Syntax is more than just looking at isolated sentences. You have to look at the writing as a whole, building it up piece by piece. Ending with emphasis doesn't just apply to sentences, but also to paragraphs. A paragraph should contain one idea or encapsulate one part of the action. The sentences should build up this idea, beginning with its seed and finishing in a blossom. This is something we think about when writing academic work, but it also applies to fiction.
Is this sentence passive? Passivity in writing is dull. It suggests to the reader that the writer is unsure of themselves, and also gives the impression that the action is happening at arm's length (although, this can sometimes be a deliberate device). The passive voice is initiated when an object becomes the focus of the sentence, instead of the force that is acting upon the object. For example 'The cake was eaten by Sophie' is passive, because 'The cake was eaten' becomes the main clause, excluding the greedy perpetrator from the action. 'Sophie ate the cake' is in the active voice, and is much more immediate. Nom.
Does this sentence create the effect I want?
There are many syntactical techniques a writer can use to invoke a response in the reader. For example. To create a sense of fear. Or foreboding. Or tension. The writer can use short, fragmented sentences.

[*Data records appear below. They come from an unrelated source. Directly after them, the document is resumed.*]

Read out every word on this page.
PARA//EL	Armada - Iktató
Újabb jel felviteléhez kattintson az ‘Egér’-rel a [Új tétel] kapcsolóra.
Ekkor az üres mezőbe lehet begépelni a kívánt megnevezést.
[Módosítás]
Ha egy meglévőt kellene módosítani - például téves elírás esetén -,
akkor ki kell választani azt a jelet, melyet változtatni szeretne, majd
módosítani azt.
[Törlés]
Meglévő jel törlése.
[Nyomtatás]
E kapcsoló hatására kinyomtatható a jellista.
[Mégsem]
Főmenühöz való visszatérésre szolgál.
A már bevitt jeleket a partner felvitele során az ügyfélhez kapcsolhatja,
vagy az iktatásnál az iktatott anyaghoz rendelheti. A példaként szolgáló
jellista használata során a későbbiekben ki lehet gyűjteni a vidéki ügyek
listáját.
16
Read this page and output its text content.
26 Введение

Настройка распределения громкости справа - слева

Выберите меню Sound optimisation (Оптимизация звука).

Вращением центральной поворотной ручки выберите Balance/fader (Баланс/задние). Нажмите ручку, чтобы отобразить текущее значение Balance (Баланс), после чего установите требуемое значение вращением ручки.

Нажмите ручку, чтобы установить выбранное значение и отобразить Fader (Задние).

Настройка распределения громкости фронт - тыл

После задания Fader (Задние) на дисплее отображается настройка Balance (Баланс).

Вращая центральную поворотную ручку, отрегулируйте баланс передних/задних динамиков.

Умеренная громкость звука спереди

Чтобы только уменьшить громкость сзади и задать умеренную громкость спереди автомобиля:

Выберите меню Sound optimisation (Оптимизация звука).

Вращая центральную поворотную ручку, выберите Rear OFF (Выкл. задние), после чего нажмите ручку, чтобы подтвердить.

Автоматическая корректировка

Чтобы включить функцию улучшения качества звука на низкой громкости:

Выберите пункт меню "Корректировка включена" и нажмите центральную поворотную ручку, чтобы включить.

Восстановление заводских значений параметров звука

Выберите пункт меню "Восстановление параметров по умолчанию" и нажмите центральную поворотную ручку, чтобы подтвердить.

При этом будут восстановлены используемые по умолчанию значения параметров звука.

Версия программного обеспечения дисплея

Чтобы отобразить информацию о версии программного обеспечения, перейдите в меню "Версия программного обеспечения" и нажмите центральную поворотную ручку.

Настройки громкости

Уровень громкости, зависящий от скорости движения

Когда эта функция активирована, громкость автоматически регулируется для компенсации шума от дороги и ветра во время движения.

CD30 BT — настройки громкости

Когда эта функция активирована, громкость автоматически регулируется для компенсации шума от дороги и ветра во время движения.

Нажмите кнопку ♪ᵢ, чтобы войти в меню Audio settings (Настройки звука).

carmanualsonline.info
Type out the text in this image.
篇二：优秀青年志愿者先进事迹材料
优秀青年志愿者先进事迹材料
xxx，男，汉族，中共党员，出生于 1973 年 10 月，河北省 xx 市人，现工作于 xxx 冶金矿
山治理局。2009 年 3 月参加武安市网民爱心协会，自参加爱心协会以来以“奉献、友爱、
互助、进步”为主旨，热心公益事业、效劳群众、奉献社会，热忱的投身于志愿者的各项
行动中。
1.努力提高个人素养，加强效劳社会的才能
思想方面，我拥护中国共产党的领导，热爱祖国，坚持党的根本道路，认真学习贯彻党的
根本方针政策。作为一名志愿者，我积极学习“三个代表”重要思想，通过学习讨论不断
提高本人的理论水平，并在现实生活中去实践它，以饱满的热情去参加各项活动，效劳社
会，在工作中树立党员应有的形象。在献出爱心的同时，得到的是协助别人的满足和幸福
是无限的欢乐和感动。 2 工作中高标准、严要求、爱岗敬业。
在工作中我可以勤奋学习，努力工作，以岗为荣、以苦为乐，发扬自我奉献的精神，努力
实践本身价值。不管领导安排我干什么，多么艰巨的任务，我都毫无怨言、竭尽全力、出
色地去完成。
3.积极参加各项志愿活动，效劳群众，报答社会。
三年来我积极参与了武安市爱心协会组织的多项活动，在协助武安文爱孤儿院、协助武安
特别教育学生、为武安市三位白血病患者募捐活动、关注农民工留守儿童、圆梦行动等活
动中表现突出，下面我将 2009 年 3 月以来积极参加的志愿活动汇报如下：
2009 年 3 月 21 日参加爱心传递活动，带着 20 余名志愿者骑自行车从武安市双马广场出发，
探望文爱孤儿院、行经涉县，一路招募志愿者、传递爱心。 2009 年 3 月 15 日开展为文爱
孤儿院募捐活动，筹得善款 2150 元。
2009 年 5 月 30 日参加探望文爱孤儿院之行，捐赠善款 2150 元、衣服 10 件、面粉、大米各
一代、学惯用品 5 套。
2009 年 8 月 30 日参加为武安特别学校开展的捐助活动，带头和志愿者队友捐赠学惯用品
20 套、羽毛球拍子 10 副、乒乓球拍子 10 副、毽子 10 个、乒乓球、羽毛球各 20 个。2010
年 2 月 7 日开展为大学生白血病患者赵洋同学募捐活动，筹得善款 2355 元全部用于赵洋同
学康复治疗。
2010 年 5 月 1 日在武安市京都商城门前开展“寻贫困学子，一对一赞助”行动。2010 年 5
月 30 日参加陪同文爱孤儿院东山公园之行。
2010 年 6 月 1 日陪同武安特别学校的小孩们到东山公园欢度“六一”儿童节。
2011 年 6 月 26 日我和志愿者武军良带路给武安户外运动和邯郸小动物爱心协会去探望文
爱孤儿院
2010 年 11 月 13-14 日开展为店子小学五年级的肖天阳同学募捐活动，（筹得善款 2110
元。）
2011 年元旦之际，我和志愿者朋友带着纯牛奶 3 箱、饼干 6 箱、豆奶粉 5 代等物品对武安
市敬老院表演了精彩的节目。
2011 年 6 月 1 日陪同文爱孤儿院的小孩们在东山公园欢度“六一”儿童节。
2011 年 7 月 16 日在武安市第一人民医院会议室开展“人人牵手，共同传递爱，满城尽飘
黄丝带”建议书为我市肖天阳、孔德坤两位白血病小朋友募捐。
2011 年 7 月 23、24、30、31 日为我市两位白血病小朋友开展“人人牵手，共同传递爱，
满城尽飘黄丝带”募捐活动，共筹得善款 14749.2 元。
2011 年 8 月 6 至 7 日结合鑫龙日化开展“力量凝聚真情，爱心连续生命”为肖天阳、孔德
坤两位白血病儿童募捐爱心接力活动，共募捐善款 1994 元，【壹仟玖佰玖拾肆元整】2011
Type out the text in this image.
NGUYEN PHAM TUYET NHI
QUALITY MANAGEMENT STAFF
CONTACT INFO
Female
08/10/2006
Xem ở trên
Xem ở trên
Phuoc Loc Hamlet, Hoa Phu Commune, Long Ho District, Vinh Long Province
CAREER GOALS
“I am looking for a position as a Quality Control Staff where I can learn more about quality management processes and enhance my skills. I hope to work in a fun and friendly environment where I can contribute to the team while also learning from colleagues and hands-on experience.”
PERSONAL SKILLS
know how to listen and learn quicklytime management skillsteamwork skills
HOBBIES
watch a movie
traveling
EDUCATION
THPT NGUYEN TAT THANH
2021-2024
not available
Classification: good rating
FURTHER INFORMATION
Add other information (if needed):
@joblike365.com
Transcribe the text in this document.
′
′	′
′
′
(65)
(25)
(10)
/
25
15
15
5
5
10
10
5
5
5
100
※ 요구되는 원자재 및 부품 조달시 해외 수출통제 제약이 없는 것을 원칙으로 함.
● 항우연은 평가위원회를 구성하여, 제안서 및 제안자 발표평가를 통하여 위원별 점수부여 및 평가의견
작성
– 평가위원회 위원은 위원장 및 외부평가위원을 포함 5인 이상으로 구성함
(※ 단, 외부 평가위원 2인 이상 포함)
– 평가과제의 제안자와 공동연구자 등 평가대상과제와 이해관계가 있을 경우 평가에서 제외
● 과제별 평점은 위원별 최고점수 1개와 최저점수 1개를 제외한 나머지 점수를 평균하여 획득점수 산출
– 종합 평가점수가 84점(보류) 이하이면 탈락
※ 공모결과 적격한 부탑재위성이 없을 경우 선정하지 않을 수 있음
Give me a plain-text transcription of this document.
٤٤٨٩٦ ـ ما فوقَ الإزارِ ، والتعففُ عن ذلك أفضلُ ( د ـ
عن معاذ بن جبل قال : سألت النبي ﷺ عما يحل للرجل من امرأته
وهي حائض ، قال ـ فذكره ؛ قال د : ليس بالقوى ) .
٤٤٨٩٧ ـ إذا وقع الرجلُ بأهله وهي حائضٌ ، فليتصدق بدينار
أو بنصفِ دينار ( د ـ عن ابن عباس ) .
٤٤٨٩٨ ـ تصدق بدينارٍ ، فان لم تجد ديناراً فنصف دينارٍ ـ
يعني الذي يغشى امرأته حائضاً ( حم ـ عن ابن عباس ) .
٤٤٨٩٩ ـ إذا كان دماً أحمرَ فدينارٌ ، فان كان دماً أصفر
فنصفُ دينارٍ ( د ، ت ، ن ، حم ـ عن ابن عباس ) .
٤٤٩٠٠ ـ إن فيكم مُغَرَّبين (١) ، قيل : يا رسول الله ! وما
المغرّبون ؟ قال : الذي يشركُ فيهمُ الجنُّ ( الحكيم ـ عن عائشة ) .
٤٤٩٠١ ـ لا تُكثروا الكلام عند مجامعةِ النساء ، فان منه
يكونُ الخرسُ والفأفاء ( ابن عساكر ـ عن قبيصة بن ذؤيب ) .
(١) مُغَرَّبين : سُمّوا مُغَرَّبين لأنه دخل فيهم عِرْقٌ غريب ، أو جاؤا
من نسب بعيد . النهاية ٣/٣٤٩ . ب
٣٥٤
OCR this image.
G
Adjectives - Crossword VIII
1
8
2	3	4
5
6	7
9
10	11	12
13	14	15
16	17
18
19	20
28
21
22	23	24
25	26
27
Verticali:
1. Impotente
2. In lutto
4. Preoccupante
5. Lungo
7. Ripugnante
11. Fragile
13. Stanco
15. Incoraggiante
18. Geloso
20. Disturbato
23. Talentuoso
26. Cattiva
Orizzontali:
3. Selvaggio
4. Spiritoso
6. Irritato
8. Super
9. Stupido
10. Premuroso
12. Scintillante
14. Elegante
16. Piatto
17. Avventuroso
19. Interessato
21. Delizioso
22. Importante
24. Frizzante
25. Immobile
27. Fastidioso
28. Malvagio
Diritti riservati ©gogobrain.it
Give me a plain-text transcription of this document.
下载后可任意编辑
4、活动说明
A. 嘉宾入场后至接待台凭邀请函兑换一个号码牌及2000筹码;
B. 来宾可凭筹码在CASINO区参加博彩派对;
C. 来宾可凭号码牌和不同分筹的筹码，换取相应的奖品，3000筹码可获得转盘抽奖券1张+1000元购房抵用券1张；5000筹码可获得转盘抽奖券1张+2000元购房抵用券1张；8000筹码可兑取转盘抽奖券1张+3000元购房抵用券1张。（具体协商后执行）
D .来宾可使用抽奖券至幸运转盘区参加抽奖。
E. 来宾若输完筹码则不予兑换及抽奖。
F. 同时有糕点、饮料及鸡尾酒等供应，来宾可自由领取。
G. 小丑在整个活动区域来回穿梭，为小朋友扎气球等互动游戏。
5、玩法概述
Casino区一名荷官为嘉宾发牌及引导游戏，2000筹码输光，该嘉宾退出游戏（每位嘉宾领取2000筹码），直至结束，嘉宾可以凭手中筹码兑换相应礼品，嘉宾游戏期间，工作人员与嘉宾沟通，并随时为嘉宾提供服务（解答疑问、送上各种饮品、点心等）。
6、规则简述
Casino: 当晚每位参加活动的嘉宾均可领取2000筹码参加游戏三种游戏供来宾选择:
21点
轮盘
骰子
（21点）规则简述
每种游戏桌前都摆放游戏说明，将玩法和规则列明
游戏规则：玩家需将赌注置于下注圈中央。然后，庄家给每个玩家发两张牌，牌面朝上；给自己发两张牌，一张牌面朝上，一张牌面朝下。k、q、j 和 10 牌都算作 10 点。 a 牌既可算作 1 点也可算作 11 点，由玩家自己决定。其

Or they could create long and winding sentences, with many sub-clauses, such as this sub-clause here, or the one before, in order to create a sense of confusion, or drawn-out pace, or similar. Or perhaps a comma here, and here, and here, creates a sense of rhythm. You get the idea. It's a matter of making sure the syntax matches the idea behind the sentence.
Our tutor, Jo Shapcott, suggested that we all become more aware of syntax when we read. Studying published work in this way will hopefully make us more aware of syntax as writers.
A fellow student suggested copying out passages from books (purely as an exercise, of course), to really get a feel for the way an author writes. This would probably work best for people who learn by practice, rather than by theory.
A really useful little book that is full of tips on style, punctuation, grammar, and general 'do's and 'don't's of effective writing is The Elements of Style by Stunk & White. You can find a link to a free electronic copy to this book in the sidebar of my blog. (Scroll down to Writers' Resources.)
What about you? Is syntax something you think about in your writing? Editing? What are your tips? How do you craft the perfect sentence?